Benjamin Genocchio, editor-in-chief of Artnet News, appointed executive director of Armory Show

A change in date for the New York fair might be on the cards under new directorship

After months of speculation, and in a move that has surprised many in the art world, Benjamin Genocchio, the editor-in-chief of Artnet News, has been named the new executive director of the Armory Show in New York. “I’m not sure I saw it coming either,” Genocchio says. “I’ve been immersed in the world of digital publishing for the past two years.”

His main goal is “to create a niche, memorable and defined experience” to stand out from the 180 art fairs that take place across the world every year. “Most art fairs bore me,” he adds. Genocchio’s background is in journalism and art publishing. In 2010 he was appointed editor-in-chief of Art & Auction and before launching Artnet News in 2014.

Genocchio won’t be able to stamp his ideas on the Armory until 2017, but one plan is to review the date. “If you change the fair to another time of year, then suddenly the outdoor space becomes available. In March that's not really possible,” he says. The Modern and contemporary art fair will run from 3 to 6 March in 2016. The fair’s location on Piers 92 and 94 on the West Side of Manhattan is unlikely to change, however.

Genocchio credits his predecessor Noah Horowitz, who is now the director of Americas for Art Basel Miami Beach, with “lifting the quality of exhibitors” at the Armory, but says that “everything is up for review”. This includes the focuses on specific themes, such as Chinese contemporary art, that Horowitz instituted. “I still feel New York deserves a first-rate art fair,” Genocchio says.

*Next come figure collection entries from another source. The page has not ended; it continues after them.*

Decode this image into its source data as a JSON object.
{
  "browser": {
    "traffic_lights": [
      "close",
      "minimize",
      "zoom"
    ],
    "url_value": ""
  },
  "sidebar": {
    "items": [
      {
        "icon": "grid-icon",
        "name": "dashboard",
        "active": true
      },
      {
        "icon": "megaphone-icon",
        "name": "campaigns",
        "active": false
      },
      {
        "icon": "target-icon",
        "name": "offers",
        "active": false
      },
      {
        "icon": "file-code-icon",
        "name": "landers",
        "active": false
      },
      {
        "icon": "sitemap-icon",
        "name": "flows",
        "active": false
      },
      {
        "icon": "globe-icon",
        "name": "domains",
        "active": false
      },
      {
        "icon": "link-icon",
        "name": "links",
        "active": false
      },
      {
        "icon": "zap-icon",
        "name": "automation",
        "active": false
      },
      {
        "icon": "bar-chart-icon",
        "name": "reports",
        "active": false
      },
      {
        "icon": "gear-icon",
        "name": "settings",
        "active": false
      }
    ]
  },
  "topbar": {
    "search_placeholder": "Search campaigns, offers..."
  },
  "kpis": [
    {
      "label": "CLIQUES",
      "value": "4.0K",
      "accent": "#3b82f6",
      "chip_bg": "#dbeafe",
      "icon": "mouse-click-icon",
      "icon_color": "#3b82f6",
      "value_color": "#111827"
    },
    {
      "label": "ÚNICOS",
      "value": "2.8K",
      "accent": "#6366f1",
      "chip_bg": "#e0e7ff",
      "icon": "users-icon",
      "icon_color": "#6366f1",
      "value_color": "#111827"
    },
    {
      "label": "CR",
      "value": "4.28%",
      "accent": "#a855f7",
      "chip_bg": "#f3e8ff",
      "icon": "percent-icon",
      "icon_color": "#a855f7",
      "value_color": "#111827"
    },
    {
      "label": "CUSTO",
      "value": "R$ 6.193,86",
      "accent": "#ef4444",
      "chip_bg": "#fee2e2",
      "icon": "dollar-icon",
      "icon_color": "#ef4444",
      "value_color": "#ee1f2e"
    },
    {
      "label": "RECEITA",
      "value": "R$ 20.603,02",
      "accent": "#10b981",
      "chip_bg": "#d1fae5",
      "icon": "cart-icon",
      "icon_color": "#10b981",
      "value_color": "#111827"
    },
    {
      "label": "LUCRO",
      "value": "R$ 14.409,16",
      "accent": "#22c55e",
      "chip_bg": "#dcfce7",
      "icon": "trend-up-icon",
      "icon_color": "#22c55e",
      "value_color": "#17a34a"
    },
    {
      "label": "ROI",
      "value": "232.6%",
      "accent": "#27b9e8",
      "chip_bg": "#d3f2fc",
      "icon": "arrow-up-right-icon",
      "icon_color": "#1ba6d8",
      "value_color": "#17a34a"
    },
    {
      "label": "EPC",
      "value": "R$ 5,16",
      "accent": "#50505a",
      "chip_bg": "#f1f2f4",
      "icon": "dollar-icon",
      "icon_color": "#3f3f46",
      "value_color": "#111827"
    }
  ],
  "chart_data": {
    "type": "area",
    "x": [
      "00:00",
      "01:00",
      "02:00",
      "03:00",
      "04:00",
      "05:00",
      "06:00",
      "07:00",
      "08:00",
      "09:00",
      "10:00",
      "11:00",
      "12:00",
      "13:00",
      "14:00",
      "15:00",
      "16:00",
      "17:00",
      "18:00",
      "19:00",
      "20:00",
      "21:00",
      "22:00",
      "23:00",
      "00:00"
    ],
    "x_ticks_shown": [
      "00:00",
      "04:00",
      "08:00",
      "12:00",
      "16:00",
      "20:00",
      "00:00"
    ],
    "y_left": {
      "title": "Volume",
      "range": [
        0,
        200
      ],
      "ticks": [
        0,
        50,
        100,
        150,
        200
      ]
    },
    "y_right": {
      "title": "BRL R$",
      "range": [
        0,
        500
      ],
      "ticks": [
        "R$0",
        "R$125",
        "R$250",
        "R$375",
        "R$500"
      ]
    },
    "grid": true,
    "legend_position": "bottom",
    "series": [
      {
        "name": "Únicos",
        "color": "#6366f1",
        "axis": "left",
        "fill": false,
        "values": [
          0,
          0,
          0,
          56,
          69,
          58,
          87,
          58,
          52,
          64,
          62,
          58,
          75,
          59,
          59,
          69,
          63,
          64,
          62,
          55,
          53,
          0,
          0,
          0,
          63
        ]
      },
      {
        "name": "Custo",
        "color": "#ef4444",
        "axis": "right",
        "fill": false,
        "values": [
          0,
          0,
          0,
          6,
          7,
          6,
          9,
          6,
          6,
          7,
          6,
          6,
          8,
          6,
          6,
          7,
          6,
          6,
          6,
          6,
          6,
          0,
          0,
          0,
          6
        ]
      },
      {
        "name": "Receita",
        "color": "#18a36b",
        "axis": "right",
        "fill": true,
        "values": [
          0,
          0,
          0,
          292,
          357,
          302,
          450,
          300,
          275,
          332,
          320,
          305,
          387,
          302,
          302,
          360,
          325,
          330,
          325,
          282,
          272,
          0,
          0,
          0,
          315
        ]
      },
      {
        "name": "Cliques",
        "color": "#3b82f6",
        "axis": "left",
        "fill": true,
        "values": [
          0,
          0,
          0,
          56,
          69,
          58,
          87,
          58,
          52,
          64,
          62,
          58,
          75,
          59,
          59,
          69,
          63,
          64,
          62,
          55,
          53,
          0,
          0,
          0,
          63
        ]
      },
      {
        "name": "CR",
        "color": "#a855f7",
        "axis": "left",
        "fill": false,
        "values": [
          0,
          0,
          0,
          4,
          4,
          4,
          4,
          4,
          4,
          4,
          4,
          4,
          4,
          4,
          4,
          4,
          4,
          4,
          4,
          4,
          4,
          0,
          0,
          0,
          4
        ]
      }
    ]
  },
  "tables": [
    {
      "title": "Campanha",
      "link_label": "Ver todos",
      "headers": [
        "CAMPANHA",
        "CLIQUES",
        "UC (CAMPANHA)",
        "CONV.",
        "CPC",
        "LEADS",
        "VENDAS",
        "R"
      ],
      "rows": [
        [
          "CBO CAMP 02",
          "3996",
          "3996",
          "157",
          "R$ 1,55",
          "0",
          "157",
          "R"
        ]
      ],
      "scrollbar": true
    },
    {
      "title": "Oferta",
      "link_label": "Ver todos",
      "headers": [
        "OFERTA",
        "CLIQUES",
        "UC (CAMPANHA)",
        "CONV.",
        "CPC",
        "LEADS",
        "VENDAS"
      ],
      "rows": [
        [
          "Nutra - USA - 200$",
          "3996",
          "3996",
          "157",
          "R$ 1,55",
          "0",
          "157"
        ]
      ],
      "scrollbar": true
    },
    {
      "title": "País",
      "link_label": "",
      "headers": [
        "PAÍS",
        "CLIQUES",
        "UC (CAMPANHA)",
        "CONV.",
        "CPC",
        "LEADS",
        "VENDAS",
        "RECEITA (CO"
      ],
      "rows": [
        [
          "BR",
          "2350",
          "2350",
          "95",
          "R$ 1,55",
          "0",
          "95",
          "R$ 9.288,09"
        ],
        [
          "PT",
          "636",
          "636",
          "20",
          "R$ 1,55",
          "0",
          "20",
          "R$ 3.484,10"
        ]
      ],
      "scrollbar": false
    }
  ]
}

And what of Frieze New York, which is considered major competition for the Armory? “It’s in a tent on Randall’s Island, it’s a one-day art fair, and it’s not on the same scale as other fairs,” Genocchio says, noting that the Armory had around 65,000 visitors this year, while Frieze New York had around 40,000. “The Armory is also a profitable business; the operating profit runs into the millions.”

However, Genocchio acknowledges that the Frieze tents lend the fair “personality, flavour and identity”, qualities he hopes to bring to the Armory. “I’m not a boring person, I like creativity and I like engagement. And that’s what I want to bring to this,” he says.